VII. Nos termos em que a causa foi decidida, infirmar os fundamentos
do acórdão recorrido - para acolher a pretensão do agravante e
afastar sua condenação pela prática de ato de improbidade
administrativa - demandaria o reexame de matéria fática, o que é
vedado, em Recurso Especial, nos termos da Súmula 7/STJ. Nesse
sentido: STJ, AgRg no AREsp 210.361/PE, Rel. Ministro HERMAN
BENJAMIN, SEGUNDA TURMA, DJe de 01/06/2016; AgRg no AREsp
666.459/SP, Rel. Ministro OG FERNANDES, SEGUNDA TURMA, DJe de
30/06/2015; AgRg no AREsp 535.720/ES, Rel.

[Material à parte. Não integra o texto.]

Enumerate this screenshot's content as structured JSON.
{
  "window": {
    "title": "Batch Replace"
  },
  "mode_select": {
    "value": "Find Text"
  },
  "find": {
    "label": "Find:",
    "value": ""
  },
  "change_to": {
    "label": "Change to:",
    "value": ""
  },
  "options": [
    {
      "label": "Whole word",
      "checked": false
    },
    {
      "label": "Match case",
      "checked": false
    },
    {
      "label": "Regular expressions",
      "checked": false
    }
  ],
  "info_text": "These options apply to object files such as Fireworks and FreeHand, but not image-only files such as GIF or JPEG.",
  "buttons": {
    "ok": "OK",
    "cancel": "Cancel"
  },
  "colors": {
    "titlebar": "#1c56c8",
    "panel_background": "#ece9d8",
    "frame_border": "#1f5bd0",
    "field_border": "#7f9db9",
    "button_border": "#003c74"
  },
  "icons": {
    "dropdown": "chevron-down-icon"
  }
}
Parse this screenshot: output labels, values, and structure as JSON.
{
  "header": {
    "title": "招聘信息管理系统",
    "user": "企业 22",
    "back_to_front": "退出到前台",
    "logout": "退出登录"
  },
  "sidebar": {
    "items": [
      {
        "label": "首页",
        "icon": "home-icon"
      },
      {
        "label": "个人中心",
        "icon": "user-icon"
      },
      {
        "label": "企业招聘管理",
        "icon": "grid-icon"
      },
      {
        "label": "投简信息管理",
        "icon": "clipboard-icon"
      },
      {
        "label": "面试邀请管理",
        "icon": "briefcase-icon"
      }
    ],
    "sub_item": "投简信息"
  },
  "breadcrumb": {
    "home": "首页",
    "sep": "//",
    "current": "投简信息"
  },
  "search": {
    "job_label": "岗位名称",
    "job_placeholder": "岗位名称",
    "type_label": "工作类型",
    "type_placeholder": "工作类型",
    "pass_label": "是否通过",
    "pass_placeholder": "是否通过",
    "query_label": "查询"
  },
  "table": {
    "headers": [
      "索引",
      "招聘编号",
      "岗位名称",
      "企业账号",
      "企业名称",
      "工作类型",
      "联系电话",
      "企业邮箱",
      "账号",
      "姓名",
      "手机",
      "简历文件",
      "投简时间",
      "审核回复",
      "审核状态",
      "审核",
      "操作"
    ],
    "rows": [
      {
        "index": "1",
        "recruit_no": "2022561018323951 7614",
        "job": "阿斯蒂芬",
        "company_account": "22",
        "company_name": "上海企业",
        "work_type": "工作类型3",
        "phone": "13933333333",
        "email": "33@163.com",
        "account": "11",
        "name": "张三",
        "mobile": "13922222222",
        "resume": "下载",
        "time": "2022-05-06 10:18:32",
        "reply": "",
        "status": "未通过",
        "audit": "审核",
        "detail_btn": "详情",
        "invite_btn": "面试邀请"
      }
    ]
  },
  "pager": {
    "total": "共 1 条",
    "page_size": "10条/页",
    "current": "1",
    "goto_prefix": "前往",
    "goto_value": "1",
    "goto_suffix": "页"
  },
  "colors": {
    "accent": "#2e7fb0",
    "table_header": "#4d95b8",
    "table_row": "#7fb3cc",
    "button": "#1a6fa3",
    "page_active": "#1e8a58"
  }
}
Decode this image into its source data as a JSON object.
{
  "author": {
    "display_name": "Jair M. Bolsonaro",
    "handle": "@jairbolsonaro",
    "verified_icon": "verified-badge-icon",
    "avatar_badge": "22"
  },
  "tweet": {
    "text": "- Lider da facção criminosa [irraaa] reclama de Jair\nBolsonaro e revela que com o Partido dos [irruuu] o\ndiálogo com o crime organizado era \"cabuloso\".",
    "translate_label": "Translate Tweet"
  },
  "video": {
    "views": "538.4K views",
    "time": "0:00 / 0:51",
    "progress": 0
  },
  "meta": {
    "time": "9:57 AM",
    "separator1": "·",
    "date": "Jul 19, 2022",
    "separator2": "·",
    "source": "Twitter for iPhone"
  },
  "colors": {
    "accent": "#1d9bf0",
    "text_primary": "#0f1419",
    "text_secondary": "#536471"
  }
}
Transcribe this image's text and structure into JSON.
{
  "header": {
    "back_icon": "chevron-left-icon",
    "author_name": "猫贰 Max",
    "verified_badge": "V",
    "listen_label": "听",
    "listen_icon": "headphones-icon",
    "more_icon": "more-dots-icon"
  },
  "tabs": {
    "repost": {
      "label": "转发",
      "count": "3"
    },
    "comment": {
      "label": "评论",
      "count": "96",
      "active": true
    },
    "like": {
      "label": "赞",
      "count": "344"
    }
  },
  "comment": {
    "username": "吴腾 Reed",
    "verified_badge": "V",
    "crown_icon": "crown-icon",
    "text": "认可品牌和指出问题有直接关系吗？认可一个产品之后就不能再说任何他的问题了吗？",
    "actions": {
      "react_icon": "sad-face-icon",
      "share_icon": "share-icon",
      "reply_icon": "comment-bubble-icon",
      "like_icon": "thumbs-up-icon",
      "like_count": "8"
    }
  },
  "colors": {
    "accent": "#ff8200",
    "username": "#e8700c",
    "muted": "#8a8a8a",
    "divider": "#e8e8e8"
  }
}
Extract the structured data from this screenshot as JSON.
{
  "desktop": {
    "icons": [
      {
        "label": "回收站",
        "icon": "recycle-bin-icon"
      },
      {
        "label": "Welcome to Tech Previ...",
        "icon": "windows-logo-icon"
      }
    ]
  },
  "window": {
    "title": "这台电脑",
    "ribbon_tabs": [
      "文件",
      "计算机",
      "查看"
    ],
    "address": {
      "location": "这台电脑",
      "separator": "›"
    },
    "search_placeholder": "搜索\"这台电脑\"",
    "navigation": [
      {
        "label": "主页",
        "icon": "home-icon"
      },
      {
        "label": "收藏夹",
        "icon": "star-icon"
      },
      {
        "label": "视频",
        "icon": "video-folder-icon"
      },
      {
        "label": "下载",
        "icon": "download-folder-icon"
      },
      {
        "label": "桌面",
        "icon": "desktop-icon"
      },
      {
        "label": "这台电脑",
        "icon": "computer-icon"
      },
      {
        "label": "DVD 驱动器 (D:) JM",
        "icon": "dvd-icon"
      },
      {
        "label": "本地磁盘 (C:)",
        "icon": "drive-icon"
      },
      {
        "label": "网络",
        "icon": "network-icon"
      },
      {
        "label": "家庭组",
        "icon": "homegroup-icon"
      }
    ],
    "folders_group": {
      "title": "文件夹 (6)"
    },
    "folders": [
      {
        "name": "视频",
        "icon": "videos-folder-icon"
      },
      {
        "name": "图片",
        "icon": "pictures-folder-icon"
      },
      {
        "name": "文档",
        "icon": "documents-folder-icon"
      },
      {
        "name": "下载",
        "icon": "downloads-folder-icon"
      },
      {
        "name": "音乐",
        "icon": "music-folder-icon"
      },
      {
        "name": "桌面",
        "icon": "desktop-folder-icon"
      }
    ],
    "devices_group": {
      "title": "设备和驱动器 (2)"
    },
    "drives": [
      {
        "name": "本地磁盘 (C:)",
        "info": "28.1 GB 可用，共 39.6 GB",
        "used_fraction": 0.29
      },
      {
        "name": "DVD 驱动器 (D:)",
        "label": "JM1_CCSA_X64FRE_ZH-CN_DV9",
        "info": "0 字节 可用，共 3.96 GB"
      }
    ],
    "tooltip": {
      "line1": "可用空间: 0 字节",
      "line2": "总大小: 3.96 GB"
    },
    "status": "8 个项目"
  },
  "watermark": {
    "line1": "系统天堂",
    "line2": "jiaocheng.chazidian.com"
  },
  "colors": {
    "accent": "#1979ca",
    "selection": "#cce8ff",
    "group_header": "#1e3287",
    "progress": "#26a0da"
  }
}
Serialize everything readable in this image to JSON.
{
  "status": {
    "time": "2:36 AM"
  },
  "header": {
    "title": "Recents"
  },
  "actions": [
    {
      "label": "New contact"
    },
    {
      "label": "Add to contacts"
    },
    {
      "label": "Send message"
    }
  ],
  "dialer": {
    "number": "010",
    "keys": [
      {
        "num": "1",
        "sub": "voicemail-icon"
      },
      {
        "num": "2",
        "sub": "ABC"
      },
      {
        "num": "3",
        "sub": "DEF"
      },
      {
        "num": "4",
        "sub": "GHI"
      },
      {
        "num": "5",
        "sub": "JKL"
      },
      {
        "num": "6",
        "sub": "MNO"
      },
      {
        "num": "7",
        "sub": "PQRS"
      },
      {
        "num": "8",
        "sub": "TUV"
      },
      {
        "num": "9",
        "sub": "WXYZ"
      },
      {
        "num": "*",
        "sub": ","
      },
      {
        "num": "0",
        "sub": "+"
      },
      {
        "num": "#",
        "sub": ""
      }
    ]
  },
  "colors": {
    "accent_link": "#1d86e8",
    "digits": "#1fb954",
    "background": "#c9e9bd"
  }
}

Ministro GURGEL DE FARIA,
PRIMEIRA TURMA, DJe de 06/04/2016.
VIII. Agravo interno improvido.
Decisão Completa
Vistos, relatados e discutidos os autos em que são partes as acima
indicadas, acordam os Ministros da Segunda Turma do Superior
Tribunal de Justiça, por unanimidade, negar provimento ao agravo
interno, nos termos do voto da Sra. Ministra Relatora. Os Srs.
Ministros Herman Benjamin (Presidente), Og Fernandes e Mauro
Campbell Marques votaram com a Sra. Ministra Relatora.
Ausente, justificadamente, o Sr. Ministro Francisco Falcão.